There was a statue of Lord Willingdon near the Gymkhana Club. Freeman -Thomas, 1st Marquess of Willingdon, though born in middle-class origins married into aristocracy and played tennis with King George V. These connections led him to high standings all across the British Empire.
While Governor of Madras and then Governor General of India, the Marquess had a weakness of wanting to be remembered for posterity and left a trail of places named after him. The Willingdon Island in Cochin and the Willingdon Airport (later Safdarjung) in Delhi were two of the many. Madras city chose to remember him with a club and a statue.
The Madras bronze was entrusted to MS Nagappa, by then swiftly emerging as a capable sculptor. Nagappa had done the statue of King George V, near the War Memorial with just a photograph of his majesty as a reference and got a personal hand-written reply from the king.
The statue depicted a standing Willingdon with one arm on his hip was placed on a baroque pedestal at the entrance to the Gymkhana Club in 1930. The adjoining bridge, across the Cooum, came to be known as Willingdon Bridge.
And it stayed there for 25 years till the centenary of the Sepoy Mutiny came up in 1957. Rightwing groups across India defaced colonial statues in a show of chauvinism and it was rumoured that there was a bomb conspiracy to shatter British statues in Madras, especially that of Willingdon.

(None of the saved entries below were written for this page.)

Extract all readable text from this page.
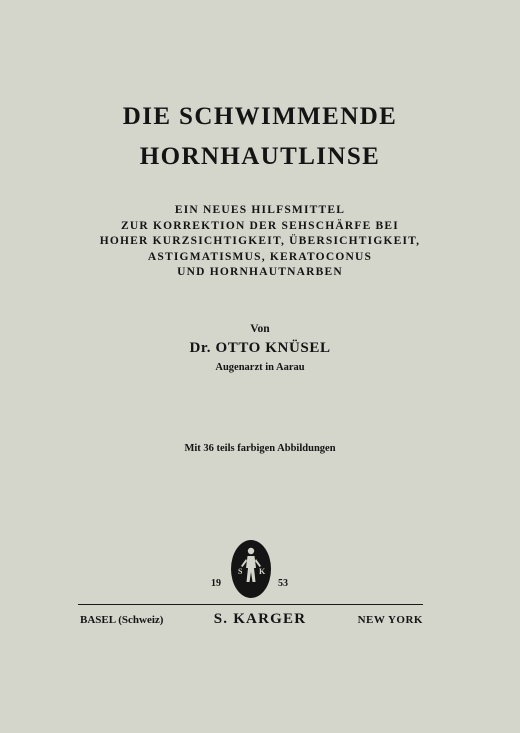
DIE SCHWIMMENDE
HORNHAUTLINSE
EIN NEUES HILFSMITTEL
ZUR KORREKTION DER SEHSCHÄRFE BEI
HOHER KURZSICHTIGKEIT, ÜBERSICHTIGKEIT,
ASTIGMATISMUS, KERATOCONUS
UND HORNHAUTNARBEN
Von
Dr. OTTO KNÜSEL
Augenarzt in Aarau
Mit 36 teils farbigen Abbildungen
S K
19	53
BASEL (Schweiz)	S. KARGER	NEW YORK
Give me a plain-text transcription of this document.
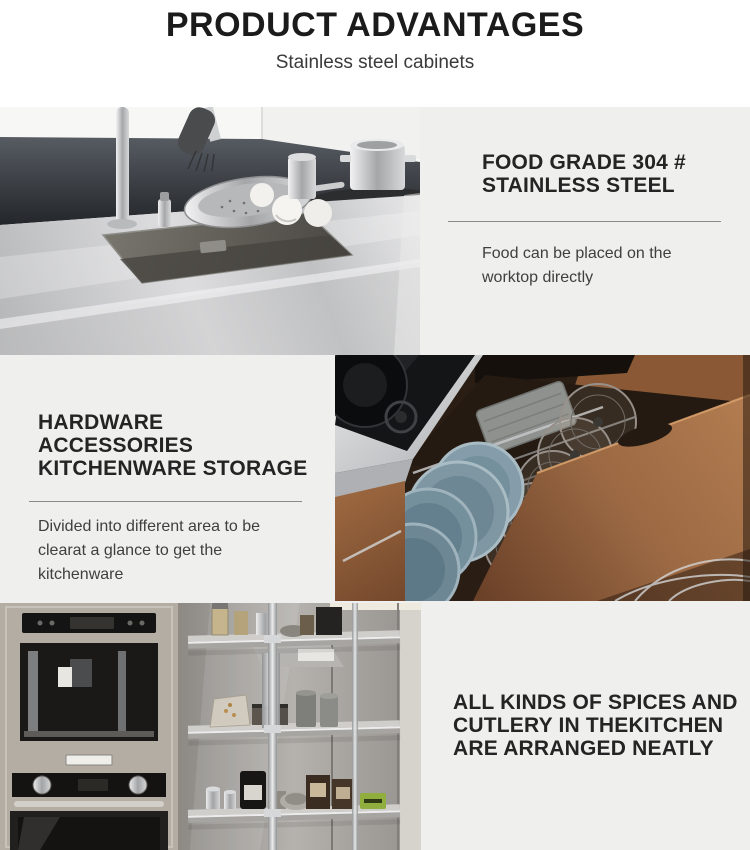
PRODUCT ADVANTAGES
Stainless steel cabinets
FOOD GRADE 304 # STAINLESS STEEL

Food can be placed on the worktop directly

HARDWARE ACCESSORIES KITCHENWARE STORAGE

Divided into different area to be clearat a glance to get the kitchenware

ALL KINDS OF SPICES AND CUTLERY IN THEKITCHEN ARE ARRANGED NEATLY
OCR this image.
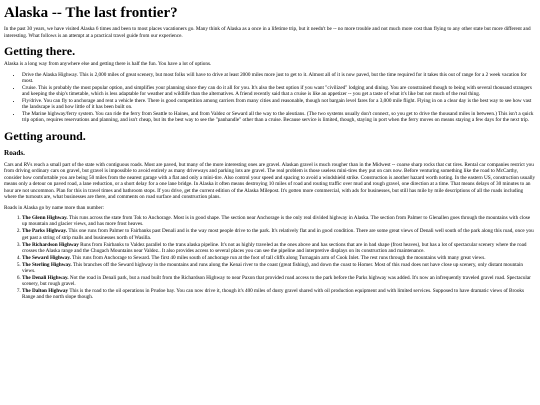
Alaska -- The last frontier?

In the past 30 years, we have visited Alaska 6 times and been to most places vacationers go. Many think of Alaska as a once in a lifetime trip, but it needn't be -- no more trouble and not much more cost than flying to any other state but more different and interesting. What follows is an attempt at a practical travel guide from our experience.

Getting there.

Alaska is a long way from anywhere else and getting there is half the fun. You have a lot of options.

• Drive the Alaska Highway. This is 2,000 miles of great scenery, but most folks will have to drive at least 2000 miles more just to get to it. Almost all of it is now paved, but the time required for it takes this out of range for a 2 week vacation for most.
• Cruise. This is probably the most popular option, and simplifies your planning since they can do it all for you. It's also the best option if you want "civilized" lodging and dining. You are constrained though to being with several thousand strangers and keeping the ship's timetable, which is less adaptable for weather and wildlife than the alternatives. A friend recently said that a cruise is like an appetizer -- you get a taste of what it's like but not much of the real thing.
• Fly/drive. You can fly to anchorage and rent a vehicle there. There is good competition among carriers from many cities and reasonable, though not bargain level fares for a 3,000 mile flight. Flying in on a clear day is the best way to see how vast the landscape is and how little of it has been built on.
• The Marine highway/ferry system. You can ride the ferry from Seattle to Haines, and from Valdez or Seward all the way to the aleutians. (The two systems usually don't connect, so you get to drive the thousand miles in between.) This isn't a quick trip option, requires reservations and planning, and isn't cheap, but its the best way to see the "panhandle" other than a cruise. Because service is limited, though, staying in port when the ferry moves on means staying a few days for the next trip.
Getting around.
Roads.

Cars and RVs reach a small part of the state with contiguous roads. Most are paved, but many of the more interesting ones are gravel. Alaskan gravel is much rougher than in the Midwest -- coarse sharp rocks that cut tires. Rental car companies restrict you from driving ordinary cars on gravel, but gravel is impossible to avoid entirely as many driveways and parking lots are gravel. The real problem is those useless mini-tires they put on cars now. Before venturing something like the road to McCarthy, consider how comfortable you are being 50 miles from the nearest garage with a flat and only a mini-tire. Also control your speed and spacing to avoid a windshield strike. Construction is another hazard worth noting. In the eastern US, construction usually means only a detour on paved road, a lane reduction, or a short delay for a one lane bridge. In Alaska it often means destroying 10 miles of road and routing traffic over mud and rough gravel, one direction at a time. That means delays of 30 minutes to an hour are not uncommon. Plan for this in travel times and bathroom stops. If you drive, get the current edition of the Alaska Milepost. It's gotten more commercial, with ads for businesses, but still has mile by mile descriptions of all the roads including where the turnouts are, what businesses are there, and comments on road surface and construction plans.

Roads in Alaska go by name more than number:

1. The Glenn Highway. This runs across the state from Tok to Anchorage. Most is in good shape. The section near Anchorage is the only real divided highway in Alaska. The section from Palmer to Glenallen goes through the mountains with close up mountain and glacier views, and has more frost heaves.
2. The Parks Highway. This one runs from Palmer to Fairbanks past Denali and is the way most people drive to the park. It's relatively flat and in good condition. There are some great views of Denali well south of the park along this road, once you get past a string of strip malls and businesses north of Wasilla.
3. The Richardson Highway Runs from Fairbanks to Valdez parallel to the trans alaska pipeline. It's not as highly traveled as the ones above and has sections that are in bad shape (frost heaves), but has a lot of spectacular scenery where the road crosses the Alaska range and the Chugach Mountains near Valdez.. It also provides access to several places you can see the pipeline and interpretive displays on its construction and maintenance.
4. The Seward Highway. This runs from Anchorage to Seward. The first 40 miles south of anchorage run at the foot of tall cliffs along Turnagain arm of Cook Inlet. The rest runs through the mountains with many great views.
5. The Sterling Highway. This branches off the Seward highway in the mountains and runs along the Kenai river to the coast (great fishing), and down the coast to Homer. Most of this road does not have close up scenery, only distant mountain views.
6. The Denali Highway. Not the road in Denali park, but a road built from the Richardson Highway to near Paxon that provided road access to the park before the Parks highway was added. It's now an infrequently traveled gravel road. Spectacular scenery, but rough gravel.
7. The Dalton Highway This is the road to the oil operations in Prudoe bay. You can now drive it, though it's 400 miles of dusty gravel shared with oil production equipment and with limited services. Supposed to have dramatic views of Brooks Range and the north slope though.
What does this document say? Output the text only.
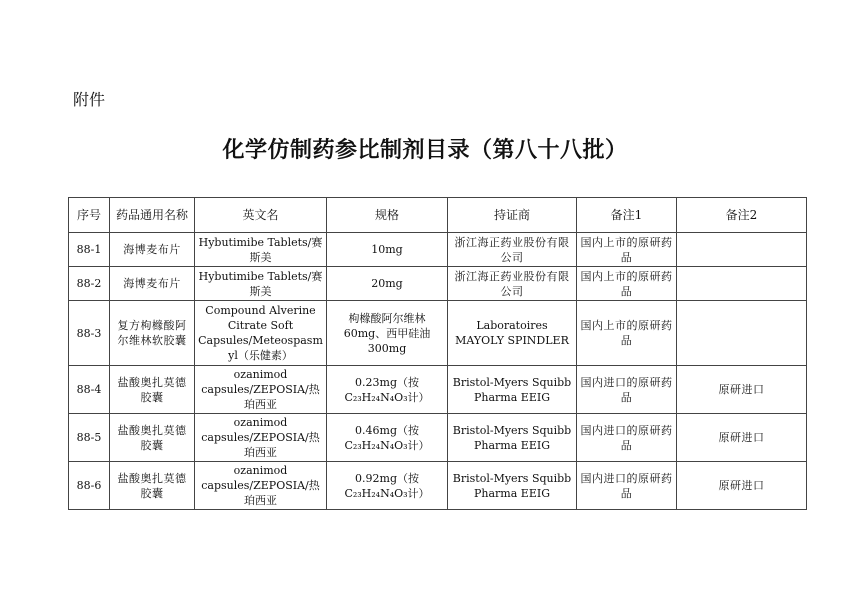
附件
化学仿制药参比制剂目录（第八十八批）
序号	药品通用名称	英文名	规格	持证商	备注1	备注2
88-1	海博麦布片	Hybutimibe Tablets/赛斯美	10mg	浙江海正药业股份有限公司	国内上市的原研药品	
88-2	海博麦布片	Hybutimibe Tablets/赛斯美	20mg	浙江海正药业股份有限公司	国内上市的原研药品	
88-3	复方枸橼酸阿尔维林软胶囊	Compound Alverine Citrate Soft Capsules/Meteospasmyl（乐健素）	枸橼酸阿尔维林60mg、西甲硅油300mg	Laboratoires MAYOLY SPINDLER	国内上市的原研药品	
88-4	盐酸奥扎莫德胶囊	ozanimod capsules/ZEPOSIA/热珀西亚	0.23mg（按C₂₃H₂₄N₄O₃计）	Bristol-Myers Squibb Pharma EEIG	国内进口的原研药品	原研进口
88-5	盐酸奥扎莫德胶囊	ozanimod capsules/ZEPOSIA/热珀西亚	0.46mg（按C₂₃H₂₄N₄O₃计）	Bristol-Myers Squibb Pharma EEIG	国内进口的原研药品	原研进口
88-6	盐酸奥扎莫德胶囊	ozanimod capsules/ZEPOSIA/热珀西亚	0.92mg（按C₂₃H₂₄N₄O₃计）	Bristol-Myers Squibb Pharma EEIG	国内进口的原研药品	原研进口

In a preventive action which also tried to placate the heated templars of the rightwing, a day before the 10th anniversary of Indian independence in 1957, Kamaraj ordered the statue removed from the pedestal, placed in a PWD lorry and taken to Fort Museum. Some members of the Forward Bloc were reportedly arrested and sentenced to jail terms.
The pedestal stood empty for a few years giving ideas to the congressmen. The local Congress Party decided not to leave it unoccupied and to venerate Kamaraj with a bronze statue on Willingdon’s pedestal. But before the metal ingots could be bought and the sculptor was chosen, the Madras Corporation was captured by the opposition DMK. The DMK was, however, not averse to the ‘statue to the political foe’ idea perhaps thinking of the future harvests it would reap. The DMK now had an excuse ready if accused of sycophancy. “It was the political adversary which was installing the statue,” they said.
The 8-foot Kamaraj statue, by another Nagappa (son of the first one), was placed on Willingdon’s erstwhile podium. This too has one hand on the hip and looked eerily similar to its predecessor on the pedestal.
When C Subramaniam went to Delhi to convince the Prime Minister to unveil the statue, Nehru frankly told him that Kamaraj was putting him in a difficult position. But after some demur he accepted to make an exception to his policy of not unveiling statues of living persons. After opening the Parambikulam Dam and addressing to a lakh-strong rally in Madurai, Nehru travelled with Kamaraj in a special overnight train from Palani to Madras. The leaders alighted at Guindy station. Munuswamy, the DMK Mayor of Madras, was given the chance of receiving and garlanding Nehru to make things obvious.
Unveiling the statue Nehru said, “Memorials to living people were not always a pleasant sight.” But Nehru explained why he had departed from his policy. “Mr Kamaraj is a notable example of a real representative of the people, with extraordinary capacity, ability and devotion to his task.”
But then he also had a jab ready. The Prime Minister wished Kamaraj many more years of a fruitful life in spite of a statue being placed for him. It was a spectacle that excited great interest. Suddenly everyone of some social standing was imagining their own image on a pedestal in some important crossroad of town. And now when Indian roads are liberally dotted with statues of leaders of varying calibre, perhaps, it all started on the island on the Cooum River where unbelievably the simplest of them accepted to have a statue for him.